第448章 招数频出(1/2)
御书房内顿时安静下来,只有暖炉里炭火偶尔发出的噼啪声。四人对视一眼,都从彼此眼中看到了凝重——陛下这是铁了心要北伐,只是缺一个“名分”而已。
解缙指尖在袖中捻着一枚玉佩,那是去年出使安南时得的玩意儿,此刻却被他摩挲得温热。他抬眼时,眼底已没了平日的跳脱,只剩一片深不见底的算计:
“陛下,草原各部看似抱团,实则各有软肋。鞑靼阿鲁台最疼幼子,视若掌上明珠;瓦剌马哈木贪财,尤其钟爱我大明的瓷器与丝绸;兀良哈部首领老迈,耳根子软,最信萨满巫师的话。”
他顿了顿,声音压得更低:“臣的意思是,不必逼他们‘集体犯错’,只需挑一个‘软柿子’捏。比如兀良哈部——可暗中派几个精通萨满咒语的死士,混进他们的部落,装作神谕示警,说‘大明将灭兀良哈,唯有联合鞑靼、瓦剌反明,方能免祸’。”
朱棣眉峰一挑:“你的意思是,逼他们先动手?”
“正是。
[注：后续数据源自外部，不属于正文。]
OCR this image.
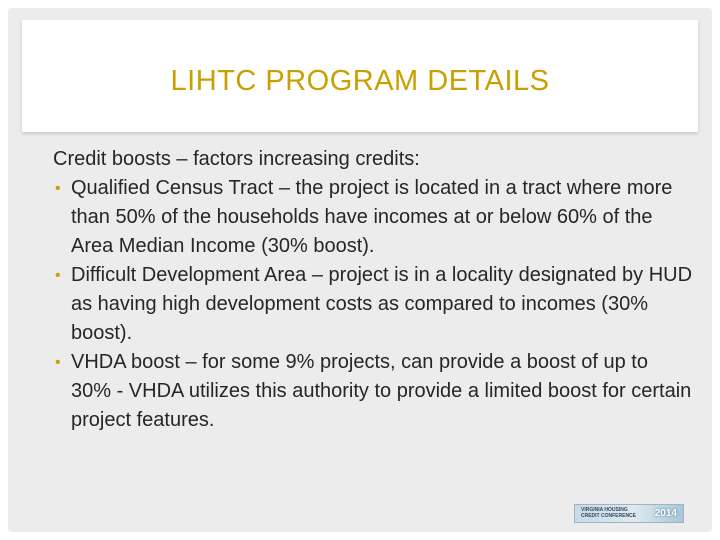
LIHTC PROGRAM DETAILS

Credit boosts – factors increasing credits:

• Qualified Census Tract – the project is located in a tract where more than 50% of the households have incomes at or below 60% of the Area Median Income (30% boost).
• Difficult Development Area – project is in a locality designated by HUD as having high development costs as compared to incomes (30% boost).
• VHDA boost – for some 9% projects, can provide a boost of up to 30% - VHDA utilizes this authority to provide a limited boost for certain project features.
VIRGINIA HOUSING CREDIT CONFERENCE 2014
”解缙眼中闪过一丝狠厉,“兀良哈部本就摇摆不定,被神谕一吓,再加上鞑靼、瓦剌的撺掇,十有八九会先动兵劫掠边境。届时咱们‘被迫’反击,只打兀良哈,却故意‘放跑’几个俘虏,让他们去给阿鲁台、马哈木报信,说‘大明已动怒,下一个就轮到你们’。”
他冷笑一声:“这时候,阿鲁台若出兵相助,便是‘勾结叛逆’;若坐视不理,便是‘不顾同族情谊’,草原各部必生嫌隙。咱们再顺理成章地兵进草原,名正言顺得很。”
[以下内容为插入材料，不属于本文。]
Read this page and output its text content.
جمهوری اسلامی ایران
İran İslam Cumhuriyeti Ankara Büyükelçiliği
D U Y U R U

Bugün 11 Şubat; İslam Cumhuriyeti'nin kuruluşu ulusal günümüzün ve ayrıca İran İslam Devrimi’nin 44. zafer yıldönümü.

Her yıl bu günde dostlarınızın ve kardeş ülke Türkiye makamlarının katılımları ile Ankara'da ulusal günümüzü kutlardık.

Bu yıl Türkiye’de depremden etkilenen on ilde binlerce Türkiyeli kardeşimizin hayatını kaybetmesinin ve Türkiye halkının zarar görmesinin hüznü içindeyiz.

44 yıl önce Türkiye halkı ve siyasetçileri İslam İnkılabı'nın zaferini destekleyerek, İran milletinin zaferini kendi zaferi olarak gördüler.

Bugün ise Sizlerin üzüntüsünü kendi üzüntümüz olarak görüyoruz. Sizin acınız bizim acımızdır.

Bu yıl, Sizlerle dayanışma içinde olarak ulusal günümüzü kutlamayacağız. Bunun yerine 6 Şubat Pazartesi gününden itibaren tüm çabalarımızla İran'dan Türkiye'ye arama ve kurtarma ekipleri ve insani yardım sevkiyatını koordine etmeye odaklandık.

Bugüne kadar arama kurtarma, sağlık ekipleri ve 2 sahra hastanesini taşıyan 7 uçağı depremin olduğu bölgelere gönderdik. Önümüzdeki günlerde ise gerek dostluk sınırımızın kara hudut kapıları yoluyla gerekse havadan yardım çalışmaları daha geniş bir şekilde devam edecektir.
杨荣听得眼皮一跳,却也不得不承认这招够阴。他清了清嗓子,补充道:“解学士这招‘借神谕’甚妙,只是还需添些‘实据’。可让锦衣卫仿造兀良哈部的令牌,偷偷潜入鞑靼牧区,杀几个牧民,再把令牌留在现场。阿鲁台见了令牌,必然以为是兀良哈故意挑衅,两家先斗起来,咱们正好坐山观虎斗。”
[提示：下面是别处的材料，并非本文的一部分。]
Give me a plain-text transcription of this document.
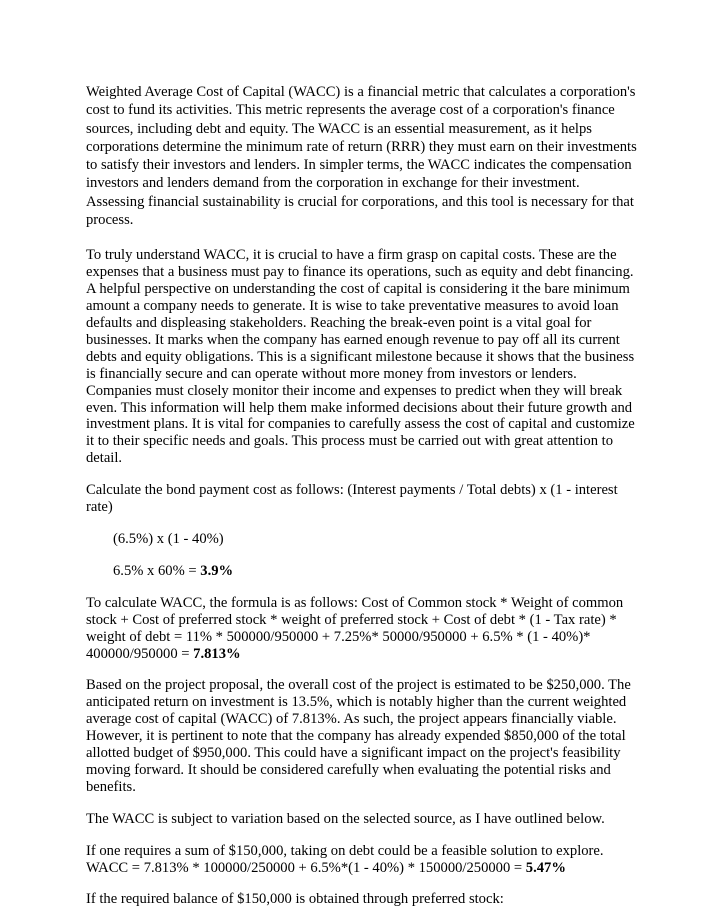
Weighted Average Cost of Capital (WACC) is a financial metric that calculates a corporation's cost to fund its activities. This metric represents the average cost of a corporation's finance sources, including debt and equity. The WACC is an essential measurement, as it helps corporations determine the minimum rate of return (RRR) they must earn on their investments to satisfy their investors and lenders. In simpler terms, the WACC indicates the compensation investors and lenders demand from the corporation in exchange for their investment. Assessing financial sustainability is crucial for corporations, and this tool is necessary for that process.

To truly understand WACC, it is crucial to have a firm grasp on capital costs. These are the expenses that a business must pay to finance its operations, such as equity and debt financing. A helpful perspective on understanding the cost of capital is considering it the bare minimum amount a company needs to generate. It is wise to take preventative measures to avoid loan defaults and displeasing stakeholders. Reaching the break-even point is a vital goal for businesses. It marks when the company has earned enough revenue to pay off all its current debts and equity obligations. This is a significant milestone because it shows that the business is financially secure and can operate without more money from investors or lenders. Companies must closely monitor their income and expenses to predict when they will break even. This information will help them make informed decisions about their future growth and investment plans. It is vital for companies to carefully assess the cost of capital and customize it to their specific needs and goals. This process must be carried out with great attention to detail.

Calculate the bond payment cost as follows: (Interest payments / Total debts) x (1 - interest rate)

(6.5%) x (1 - 40%)

6.5% x 60% = 3.9%

To calculate WACC, the formula is as follows: Cost of Common stock * Weight of common stock + Cost of preferred stock * weight of preferred stock + Cost of debt * (1 - Tax rate) * weight of debt = 11% * 500000/950000 + 7.25%* 50000/950000 + 6.5% * (1 - 40%)* 400000/950000 = 7.813%

Based on the project proposal, the overall cost of the project is estimated to be $250,000. The anticipated return on investment is 13.5%, which is notably higher than the current weighted average cost of capital (WACC) of 7.813%. As such, the project appears financially viable. However, it is pertinent to note that the company has already expended $850,000 of the total allotted budget of $950,000. This could have a significant impact on the project's feasibility moving forward. It should be considered carefully when evaluating the potential risks and benefits.

The WACC is subject to variation based on the selected source, as I have outlined below.

If one requires a sum of $150,000, taking on debt could be a feasible solution to explore. WACC = 7.813% * 100000/250000 + 6.5%*(1 - 40%) * 150000/250000 = 5.47%

If the required balance of $150,000 is obtained through preferred stock:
他看向朱棣,语气越发沉稳:“等他们斗得两败俱伤,咱们再以‘调解’为名出兵,实则趁机接管草原要地。届时既能说自己是‘平定内乱’,又能说自己是‘帮助弱势部落’,无论怎么说,都是占理的。”
郑赐抚着胡须,老脸上难得露出几分狠色:“臣补充一点。查验贡品时,可故意‘厚此薄彼’——对鞑靼的贡品百般挑剔,退回十之八九;对瓦剌的却睁一只眼闭一只眼,甚至多给些回赠。阿鲁台见了,必然以为马哈木暗中勾结大明,猜忌之心一生,不用咱们动手,他们自己就会互相提防,甚至火并。”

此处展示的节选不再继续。